Decidí quedarme. Y vaya si me quedé. Estas líneas surgen de ese cautiverio inesperado, un secuestro creativo que me hizo abrir los ojos a una forma de arte que siempre creí cosa de eruditos con lentes pequeñas y manos llenas de tinta negra. Qué ingenuidad la mía.
El principio era el hambre (y la búsqueda de sentido)
Todo empezó aquella mañana cuando mi plan consistía en merodear por el centro de Madrid en busca de cualquier cosa capaz de entretener la mente. Al salir del metro, me topé con un cartel que anunciaba la exposición de aguafortistas. Miré el reloj: las agujas marcaban el mismo tic-tac de todos los días, pero algo en ese póster captó mi atención. Tal vez fuera el nombre de Mariano Fortuny, un apellido que me evocaba lugares exóticos, o quizás la palabra “aguafuerte,” que siempre me había sonado a algún brebaje peligroso de alquimista medieval.
Decidí acercarme. Tenía tiempo y un ligero temor a la monotonía. Al cruzar el umbral, el guarda de seguridad me miró con esa mezcla de resignación y cortesía mecánica tan propia de los museos. Esa mirada que dice: “Otro curioso más que viene a ver si entiende algo.” Pagué la entrada conjunta para visitar el Museo y la Calcografía Nacional, maravillándome ante la posibilidad de un dos por uno en cultura.

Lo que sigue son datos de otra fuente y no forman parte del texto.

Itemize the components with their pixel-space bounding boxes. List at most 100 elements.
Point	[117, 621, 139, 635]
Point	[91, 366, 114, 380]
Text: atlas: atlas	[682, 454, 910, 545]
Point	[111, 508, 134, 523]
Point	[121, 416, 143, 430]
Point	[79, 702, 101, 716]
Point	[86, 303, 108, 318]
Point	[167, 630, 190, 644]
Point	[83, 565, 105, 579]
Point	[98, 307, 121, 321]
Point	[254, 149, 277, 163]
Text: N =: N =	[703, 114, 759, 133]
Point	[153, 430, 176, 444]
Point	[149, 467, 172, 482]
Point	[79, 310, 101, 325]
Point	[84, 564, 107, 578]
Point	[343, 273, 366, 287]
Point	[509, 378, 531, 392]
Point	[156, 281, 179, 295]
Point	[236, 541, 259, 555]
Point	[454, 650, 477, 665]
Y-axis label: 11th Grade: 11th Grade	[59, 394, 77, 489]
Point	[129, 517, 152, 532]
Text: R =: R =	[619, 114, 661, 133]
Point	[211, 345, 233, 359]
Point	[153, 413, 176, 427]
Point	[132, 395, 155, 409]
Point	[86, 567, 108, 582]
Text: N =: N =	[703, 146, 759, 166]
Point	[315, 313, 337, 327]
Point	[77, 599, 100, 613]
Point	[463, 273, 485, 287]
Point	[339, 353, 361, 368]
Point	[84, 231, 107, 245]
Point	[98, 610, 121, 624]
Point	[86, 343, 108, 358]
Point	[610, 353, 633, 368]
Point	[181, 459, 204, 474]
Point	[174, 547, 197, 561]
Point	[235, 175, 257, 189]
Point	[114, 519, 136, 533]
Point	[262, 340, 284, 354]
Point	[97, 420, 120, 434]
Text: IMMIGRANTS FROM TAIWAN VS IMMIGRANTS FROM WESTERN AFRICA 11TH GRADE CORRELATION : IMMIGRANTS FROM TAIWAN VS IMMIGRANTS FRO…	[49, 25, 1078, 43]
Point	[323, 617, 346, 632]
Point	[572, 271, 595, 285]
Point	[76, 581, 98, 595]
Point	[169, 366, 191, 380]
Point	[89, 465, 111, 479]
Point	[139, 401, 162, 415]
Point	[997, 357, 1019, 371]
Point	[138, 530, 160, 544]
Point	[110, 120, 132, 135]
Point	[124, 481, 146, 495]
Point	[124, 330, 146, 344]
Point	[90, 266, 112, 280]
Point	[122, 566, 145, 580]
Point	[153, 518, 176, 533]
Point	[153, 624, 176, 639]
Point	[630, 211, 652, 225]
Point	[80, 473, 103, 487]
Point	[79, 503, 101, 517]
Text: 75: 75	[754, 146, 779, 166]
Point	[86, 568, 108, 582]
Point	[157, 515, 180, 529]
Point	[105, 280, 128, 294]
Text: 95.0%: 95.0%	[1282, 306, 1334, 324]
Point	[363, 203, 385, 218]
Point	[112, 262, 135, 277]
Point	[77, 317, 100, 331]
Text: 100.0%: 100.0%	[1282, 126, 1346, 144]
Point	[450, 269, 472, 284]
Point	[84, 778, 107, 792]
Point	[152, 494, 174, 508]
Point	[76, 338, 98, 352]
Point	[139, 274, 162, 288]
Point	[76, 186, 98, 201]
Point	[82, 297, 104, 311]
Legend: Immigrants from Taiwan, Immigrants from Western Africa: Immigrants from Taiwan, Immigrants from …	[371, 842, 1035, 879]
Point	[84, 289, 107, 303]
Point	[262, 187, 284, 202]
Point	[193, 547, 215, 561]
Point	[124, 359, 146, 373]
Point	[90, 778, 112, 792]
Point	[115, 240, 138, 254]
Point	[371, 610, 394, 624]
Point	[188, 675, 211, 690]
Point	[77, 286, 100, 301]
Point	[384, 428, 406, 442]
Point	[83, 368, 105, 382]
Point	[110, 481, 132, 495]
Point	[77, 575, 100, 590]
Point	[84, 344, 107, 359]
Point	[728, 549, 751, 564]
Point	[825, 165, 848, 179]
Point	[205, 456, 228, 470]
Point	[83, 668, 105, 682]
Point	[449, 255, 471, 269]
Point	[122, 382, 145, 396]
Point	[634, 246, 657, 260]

Me entregaron un folleto con letras diminutas y, sin previo aviso, me sumergí en un mundo de placas metálicas, grabadores legendarios y un pasado impregnado de ácido nítrico.
*Imagen destacada: Carlos de Haes – Paisaje holandés
El embrujo de la exposición de aguafortistas
Una vez dentro, sentí un hormigueo. Tal vez fuera la calefacción o el perfume a papel húmedo. Lo cierto es que me desorienté. Empecé a vagar entre las obras de Carlos de Haes, Mariano Fortuny Marsal y su hijo Mariano Fortuny Madrazo, intentando descifrar en cada aguafuerte la huella de una época. Me detuve frente a un paisaje holandés que me pareció sacado de un sueño brumoso. Oscilaba entre la admiración y la risa nerviosa. ¿Cómo entender este arte sin manual de instrucciones?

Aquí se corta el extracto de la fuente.